Полина закатила глаза к потолку и вздохнула. Слишком хорошо она знала своего бывшего мужа – у него месячишко и в полгода может вылиться. Держать слово не в его привычке. Она взглянула на его засаленные лохмы, на обрюзгшее лицо, невольно вдохнула запах несвежей футболки:

– Конечно нет! Вначале заселишься, потом к холодильнику прилепишься, потом дружков-подружек приведёшь?!

Антон встал со своего места, обошёл стол кругом, остановился рядом с сидящей на краю табуретки Полиной и нежно опустил руку на её шею. Кисловатый запах водочного перегара захватил Полину. Она мотнула головой, скинув его ладонь.

– Не надо. Уходи, Антон!

– Мне негде жить.

– Но где-то ты ночуешь? Где-то лежат твои вещи?

– Знала бы ты, где я ночую, – вздохнул Антон. – Ладно, завтра уйду опять в подвал: спасибо, дворники-гастеры из жилконторы приютили. Но разреши ночку переспать, душ принять, постираться.

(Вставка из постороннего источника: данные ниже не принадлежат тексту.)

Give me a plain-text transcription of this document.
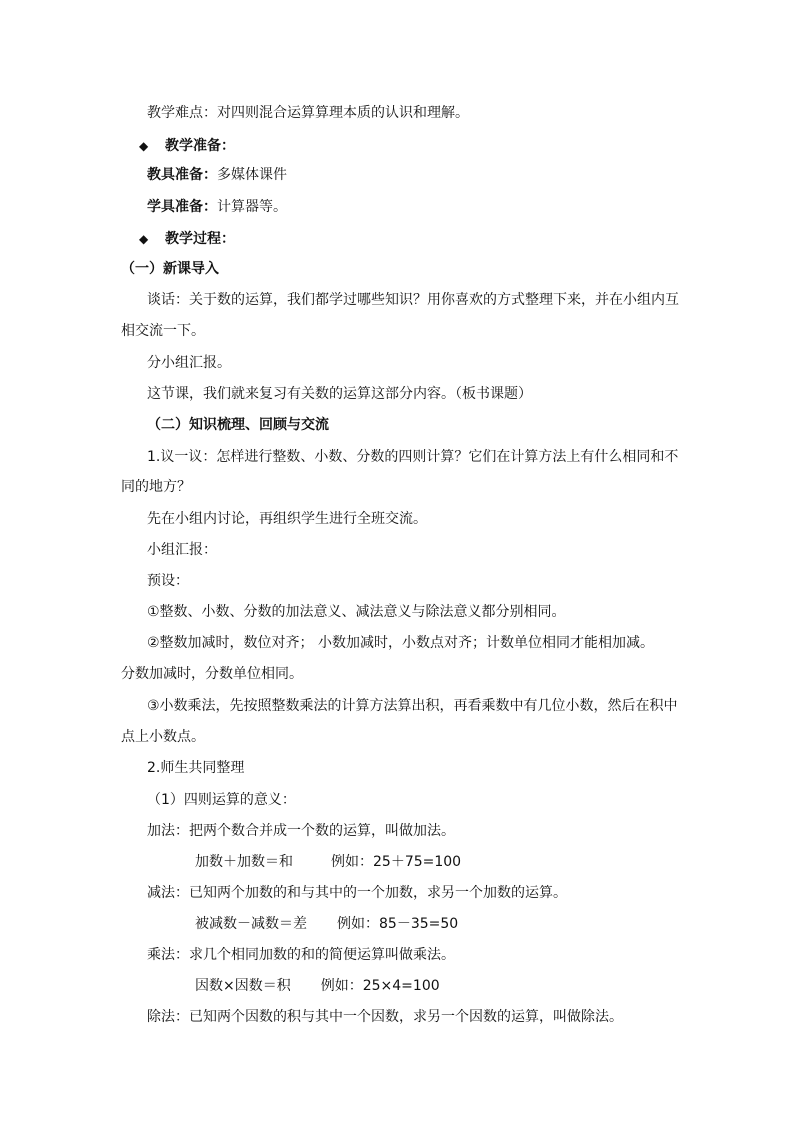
教学难点：对四则混合运算算理本质的认识和理解。
◆ 教学准备：
教具准备：多媒体课件
学具准备：计算器等。
◆ 教学过程：
（一）新课导入
谈话：关于数的运算，我们都学过哪些知识？用你喜欢的方式整理下来，并在小组内互
相交流一下。
分小组汇报。
这节课，我们就来复习有关数的运算这部分内容。（板书课题）
（二）知识梳理、回顾与交流
1.议一议：怎样进行整数、小数、分数的四则计算？它们在计算方法上有什么相同和不
同的地方？
先在小组内讨论，再组织学生进行全班交流。
小组汇报：
预设：
①整数、小数、分数的加法意义、减法意义与除法意义都分别相同。
②整数加减时，数位对齐； 小数加减时，小数点对齐；计数单位相同才能相加减。
分数加减时，分数单位相同。
③小数乘法，先按照整数乘法的计算方法算出积，再看乘数中有几位小数，然后在积中
点上小数点。
2.师生共同整理
（1）四则运算的意义：
加法：把两个数合并成一个数的运算，叫做加法。
加数＋加数＝和	例如：25＋75=100
减法：已知两个加数的和与其中的一个加数，求另一个加数的运算。
被减数－减数＝差 例如：85－35=50
乘法：求几个相同加数的和的简便运算叫做乘法。
因数×因数＝积 例如：25×4=100
除法：已知两个因数的积与其中一个因数，求另一个因数的运算，叫做除法。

На миг сердце Полины дрогнуло, и она хотела выспросить, как и почему бывший муж оказался в подвале, но сдержала свой порыв отзывчивости и сухо ответила:

– Душ можешь принять, а потом выкатывайся! И футболку эту выброси, я сейчас тебе из старого, чистого что-нибудь в шкафу поищу.

– Да, сейчас скину. А ты мне станок для бритья поищи – я ведь оставлял его в этой квартире.

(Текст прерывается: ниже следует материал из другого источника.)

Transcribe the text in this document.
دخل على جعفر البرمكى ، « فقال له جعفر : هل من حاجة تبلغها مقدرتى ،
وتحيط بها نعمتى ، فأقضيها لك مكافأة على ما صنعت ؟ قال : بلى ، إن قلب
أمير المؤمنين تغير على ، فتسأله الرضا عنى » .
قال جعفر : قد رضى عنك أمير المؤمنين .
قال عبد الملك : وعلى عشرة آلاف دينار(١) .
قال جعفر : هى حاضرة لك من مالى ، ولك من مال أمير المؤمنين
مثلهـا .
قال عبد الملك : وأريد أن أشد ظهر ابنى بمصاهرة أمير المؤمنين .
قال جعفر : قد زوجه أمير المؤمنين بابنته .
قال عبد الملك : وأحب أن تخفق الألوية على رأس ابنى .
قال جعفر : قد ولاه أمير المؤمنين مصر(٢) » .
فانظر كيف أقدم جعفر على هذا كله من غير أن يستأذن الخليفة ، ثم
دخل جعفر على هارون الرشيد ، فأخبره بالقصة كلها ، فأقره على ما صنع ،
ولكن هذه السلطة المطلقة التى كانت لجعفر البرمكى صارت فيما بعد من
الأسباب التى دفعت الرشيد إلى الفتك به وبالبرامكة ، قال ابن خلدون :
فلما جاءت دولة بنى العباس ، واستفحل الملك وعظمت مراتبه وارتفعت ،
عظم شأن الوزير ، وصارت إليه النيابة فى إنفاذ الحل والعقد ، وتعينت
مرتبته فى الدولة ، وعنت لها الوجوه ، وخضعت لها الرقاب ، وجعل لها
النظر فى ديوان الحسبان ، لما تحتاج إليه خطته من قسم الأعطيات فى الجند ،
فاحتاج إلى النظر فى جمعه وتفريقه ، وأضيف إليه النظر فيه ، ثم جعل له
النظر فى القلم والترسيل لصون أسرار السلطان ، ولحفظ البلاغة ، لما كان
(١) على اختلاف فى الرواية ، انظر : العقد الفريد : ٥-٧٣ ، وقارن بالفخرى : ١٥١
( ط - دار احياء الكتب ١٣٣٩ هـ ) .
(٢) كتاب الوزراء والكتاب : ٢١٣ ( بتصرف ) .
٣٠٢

Прошло ещё полчаса, пока Антон мылся. Вышел посвежевший, с выскобленным подбородком и щеками, с волос ушла накопившаяся копоть и грязь, и он снова превратился в белёсого блондина. Снова попросил поесть и наконец выкатился на улицу.

Антон был самой большой ошибкой её жизни. Поженились они в институте, учились на одном курсе. И до рождения ребёнка продолжали вольную жизнь: по выходным крутились на аттракционах в ближайшем парке, гуляли в кафешках после стипендии и даже вместе посещали бассейн, если удавалось купить абонемент, подхалтурив на уличной рекламе. Вначале они жили в коммуналке, в комнате Полины (её мать к тому времени умерла, а отец снова женился и переехал к новой жене), а позже умерла бабушка Антона, и путём сложных комбинаций молодые переместились в эту двушку на проспекте со счастливым, казалось, названием – Космонавтов.

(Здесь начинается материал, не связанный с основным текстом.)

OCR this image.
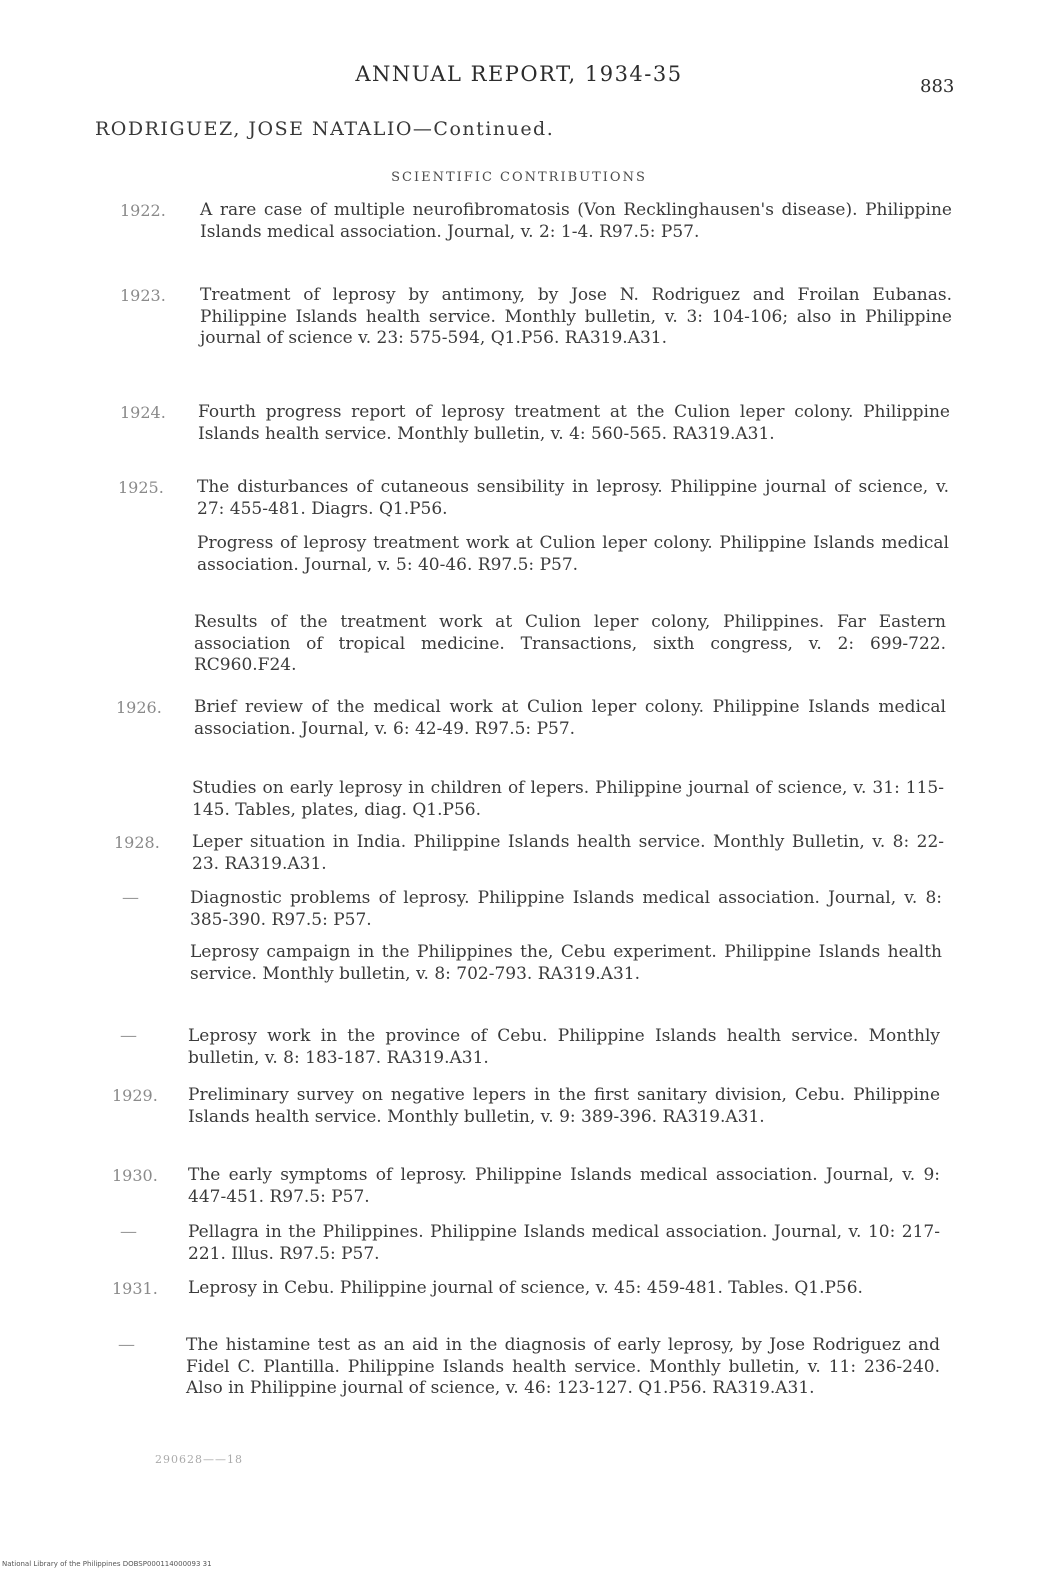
ANNUAL REPORT, 1934-35
883
RODRIGUEZ, JOSE NATALIO—Continued.
SCIENTIFIC CONTRIBUTIONS
1922.	A rare case of multiple neurofibromatosis (Von Recklinghausen's disease). Philippine Islands medical association. Journal, v. 2: 1-4. R97.5: P57.
1923.	Treatment of leprosy by antimony, by Jose N. Rodriguez and Froilan Eubanas. Philippine Islands health service. Monthly bulletin, v. 3: 104-106; also in Philippine journal of science v. 23: 575-594, Q1.P56. RA319.A31.
1924.	Fourth progress report of leprosy treatment at the Culion leper colony. Philippine Islands health service. Monthly bulletin, v. 4: 560-565. RA319.A31.
1925.	The disturbances of cutaneous sensibility in leprosy. Philippine journal of science, v. 27: 455-481. Diagrs. Q1.P56.
Progress of leprosy treatment work at Culion leper colony. Philippine Islands medical association. Journal, v. 5: 40-46. R97.5: P57.
Results of the treatment work at Culion leper colony, Philippines. Far Eastern association of tropical medicine. Transactions, sixth congress, v. 2: 699-722. RC960.F24.
1926.	Brief review of the medical work at Culion leper colony. Philippine Islands medical association. Journal, v. 6: 42-49. R97.5: P57.
Studies on early leprosy in children of lepers. Philippine journal of science, v. 31: 115-145. Tables, plates, diag. Q1.P56.
1928.	Leper situation in India. Philippine Islands health service. Monthly Bulletin, v. 8: 22-23. RA319.A31.
—	Diagnostic problems of leprosy. Philippine Islands medical association. Journal, v. 8: 385-390. R97.5: P57.
Leprosy campaign in the Philippines the, Cebu experiment. Philippine Islands health service. Monthly bulletin, v. 8: 702-793. RA319.A31.
—	Leprosy work in the province of Cebu. Philippine Islands health service. Monthly bulletin, v. 8: 183-187. RA319.A31.
1929.	Preliminary survey on negative lepers in the first sanitary division, Cebu. Philippine Islands health service. Monthly bulletin, v. 9: 389-396. RA319.A31.
1930.	The early symptoms of leprosy. Philippine Islands medical association. Journal, v. 9: 447-451. R97.5: P57.
—	Pellagra in the Philippines. Philippine Islands medical association. Journal, v. 10: 217-221. Illus. R97.5: P57.
1931.	Leprosy in Cebu. Philippine journal of science, v. 45: 459-481. Tables. Q1.P56.
—	The histamine test as an aid in the diagnosis of early leprosy, by Jose Rodriguez and Fidel C. Plantilla. Philippine Islands health service. Monthly bulletin, v. 11: 236-240. Also in Philippine journal of science, v. 46: 123-127. Q1.P56. RA319.A31.
290628——18
National Library of the Philippines DOBSP000114000093 31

Полина и Антон защитили дипломы в один год, получив квалификацию инженеров по военным приборам. Но тогда, на рубеже веков, оборонная промышленность переживала кризис, и найти работу по специальности им не удалось. Антон, вспомнив увлечение студенческих лет скалолазанием, устроился убирать зимой снег с крыш, а летом чинить кровлю. Полину приняли на работу секретаршей в небольшую фирму, продававшую телефоны. Вскоре она ушла в декретный отпуск. В Музей игровых аппаратов она устроилась позже.

Когда появился Федюшка, Антон, утомлённый вечно плачущим ребёнком, все реже и реже бывал дома. Как-то бездетная подруга Полины встретила Антона в ночном клубе, где он зажигал с какой-то девицей, и рассказала о его времяпровождении жене. Однако Полина предпочитала не видеть и не слышать этого, думая лишь о ребёнке. Целыми днями готовила еду для малыша и семьи, чистила, намывала всё вокруг. И всё же обстановка в семье подтолкнула к развитию у Полины послеродовой депрессии. Она вдруг потеряла ко всему интерес и теперь лежала целыми днями, лишь вынужденно давая ребёнку грудь. Муж наконец заметил её состояние и отправил в поликлинику. Врач после тщательного осмотра настоятельно рекомендовал посещать бассейн. Иначе, сказал, придётся её госпитализировать.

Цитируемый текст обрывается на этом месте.